I’m a career-oriented woman who fully enjoys getting out there and taking care of business, which essentially manifests itself in my thorough/semi-obsessive ways of handling career, education, and money matters (ie paying bills as soon as they arrive, keeping tabs on finances, etc.). My husband is a more artsy type who earns way less money than I do and doesn’t make finances/career his priority in life. Things haven’t always been this way - there were days when we were both young and adventurous and couldn’t care less about our bank account balance. However, time has passed, and it seems as though I have matured in that regard whereas he still has a lot more catching up to do.
This inevitably has led to a situation where I’ve been trying to guide my husband, whether by nudging him to forward a link for a better job, or by telling him to enroll in some self-development classes. While he welcomes that kind of nudging, it has created a serious unbalance in the relationship. I’m stressed out because I feel like I have to be responsible for not only myself, but for guiding him as well. And he is stressed out because not only is he pulling in way less in terms of income, but I’m constantly telling him what to do. This has essentially developed a major source of conflict for us, to the point of irreconcilability.
The reality of the situation is that even though he’s a fun-loving guy, he tries and means well, so I can’t possibly write him off as someone who is just plain lazy. On the other hand I’d also like to see a stronger partner on my side, so that I wouldn’t always have to initiate necessary appointments, etc.

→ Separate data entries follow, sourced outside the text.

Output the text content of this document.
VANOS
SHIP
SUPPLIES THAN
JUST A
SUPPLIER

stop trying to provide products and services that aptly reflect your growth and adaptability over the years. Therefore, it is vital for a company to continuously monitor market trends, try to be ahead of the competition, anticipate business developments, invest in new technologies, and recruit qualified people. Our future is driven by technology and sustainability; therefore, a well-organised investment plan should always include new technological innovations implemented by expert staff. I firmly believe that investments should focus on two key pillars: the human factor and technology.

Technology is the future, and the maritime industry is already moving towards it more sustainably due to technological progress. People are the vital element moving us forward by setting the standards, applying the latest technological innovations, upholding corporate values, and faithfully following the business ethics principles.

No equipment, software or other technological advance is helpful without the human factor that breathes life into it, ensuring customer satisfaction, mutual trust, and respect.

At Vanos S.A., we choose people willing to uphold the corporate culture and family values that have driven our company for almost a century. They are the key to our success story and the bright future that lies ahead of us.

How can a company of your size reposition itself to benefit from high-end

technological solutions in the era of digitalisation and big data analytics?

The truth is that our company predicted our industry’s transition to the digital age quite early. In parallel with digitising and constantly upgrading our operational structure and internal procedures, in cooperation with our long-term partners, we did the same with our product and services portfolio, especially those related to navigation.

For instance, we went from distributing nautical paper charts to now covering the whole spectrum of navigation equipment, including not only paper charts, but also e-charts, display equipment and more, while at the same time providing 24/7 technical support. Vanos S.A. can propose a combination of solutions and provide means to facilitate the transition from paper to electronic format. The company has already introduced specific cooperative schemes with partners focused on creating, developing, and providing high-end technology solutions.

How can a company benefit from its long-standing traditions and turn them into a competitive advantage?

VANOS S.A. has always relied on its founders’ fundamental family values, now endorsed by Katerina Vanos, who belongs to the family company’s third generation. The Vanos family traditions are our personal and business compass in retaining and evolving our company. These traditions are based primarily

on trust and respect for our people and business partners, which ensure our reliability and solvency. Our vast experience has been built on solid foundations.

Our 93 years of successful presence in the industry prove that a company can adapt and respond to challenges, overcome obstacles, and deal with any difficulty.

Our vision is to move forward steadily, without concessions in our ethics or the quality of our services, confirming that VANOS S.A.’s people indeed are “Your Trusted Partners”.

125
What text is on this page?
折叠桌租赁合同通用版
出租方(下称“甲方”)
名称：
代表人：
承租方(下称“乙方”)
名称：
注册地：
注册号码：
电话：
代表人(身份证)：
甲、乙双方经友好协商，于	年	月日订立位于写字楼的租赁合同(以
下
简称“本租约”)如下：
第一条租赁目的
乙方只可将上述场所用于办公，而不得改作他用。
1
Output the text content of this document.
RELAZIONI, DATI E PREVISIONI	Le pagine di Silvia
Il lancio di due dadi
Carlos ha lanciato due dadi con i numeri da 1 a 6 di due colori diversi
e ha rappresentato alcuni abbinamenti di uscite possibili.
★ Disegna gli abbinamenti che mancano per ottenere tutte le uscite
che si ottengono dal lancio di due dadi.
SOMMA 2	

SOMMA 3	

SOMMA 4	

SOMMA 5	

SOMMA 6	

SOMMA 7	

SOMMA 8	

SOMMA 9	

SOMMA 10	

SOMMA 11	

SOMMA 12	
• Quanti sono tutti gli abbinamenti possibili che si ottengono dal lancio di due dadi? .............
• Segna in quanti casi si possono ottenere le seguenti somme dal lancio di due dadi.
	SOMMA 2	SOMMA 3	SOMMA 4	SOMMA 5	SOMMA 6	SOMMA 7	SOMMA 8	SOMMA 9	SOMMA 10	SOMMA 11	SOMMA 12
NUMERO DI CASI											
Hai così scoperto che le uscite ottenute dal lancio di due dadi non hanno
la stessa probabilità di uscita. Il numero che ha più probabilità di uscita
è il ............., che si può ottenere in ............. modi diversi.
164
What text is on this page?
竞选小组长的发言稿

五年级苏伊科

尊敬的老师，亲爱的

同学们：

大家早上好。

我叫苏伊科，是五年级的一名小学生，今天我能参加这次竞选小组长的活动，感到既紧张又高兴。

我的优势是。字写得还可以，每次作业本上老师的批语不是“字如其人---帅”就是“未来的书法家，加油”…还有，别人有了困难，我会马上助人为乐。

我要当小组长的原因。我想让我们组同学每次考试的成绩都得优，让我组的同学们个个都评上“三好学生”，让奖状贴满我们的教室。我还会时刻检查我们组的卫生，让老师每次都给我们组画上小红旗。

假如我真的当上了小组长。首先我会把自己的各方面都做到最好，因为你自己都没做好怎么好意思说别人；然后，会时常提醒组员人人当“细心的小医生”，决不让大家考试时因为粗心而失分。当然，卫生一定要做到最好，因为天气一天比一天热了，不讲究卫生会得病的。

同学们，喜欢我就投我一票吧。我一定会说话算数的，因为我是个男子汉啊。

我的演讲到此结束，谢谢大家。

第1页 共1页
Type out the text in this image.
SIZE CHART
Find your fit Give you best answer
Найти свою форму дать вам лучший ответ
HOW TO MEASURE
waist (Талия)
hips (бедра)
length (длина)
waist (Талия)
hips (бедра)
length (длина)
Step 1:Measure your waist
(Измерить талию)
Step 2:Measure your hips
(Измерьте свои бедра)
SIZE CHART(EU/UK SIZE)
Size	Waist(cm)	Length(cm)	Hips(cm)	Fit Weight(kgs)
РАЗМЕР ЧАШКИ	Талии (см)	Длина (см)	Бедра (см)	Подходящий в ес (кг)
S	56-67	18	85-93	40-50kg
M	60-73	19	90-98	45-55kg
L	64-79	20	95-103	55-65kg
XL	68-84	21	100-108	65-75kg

So I guess my question is how to manage such differences in career and motivation? More importantly, when do you know that you are just plain incompatible and might as well not waste time on each other? The emotions are certainly still there because we have had many good memories together, but I just don’t want to "waste" my life living with someone who can’t inspire me.
You are under the impression that you are more correct than he is. Maybe you aren’t. Maybe leaving him to care for himself, instead of doing everything, will allow him to stand on his own (or not), but you’ll only be doing exactly what you want to.
My husband and I are dealing with some issues along these lines. I’ve backed way off and I’m letting him deal with things as he pleases more. My standards aren’t those of the world.
Maybe you need to relax. You can have high standards for yourself, but you don’t get tot set them for the whole world.
Marriage counseling is a really good idea.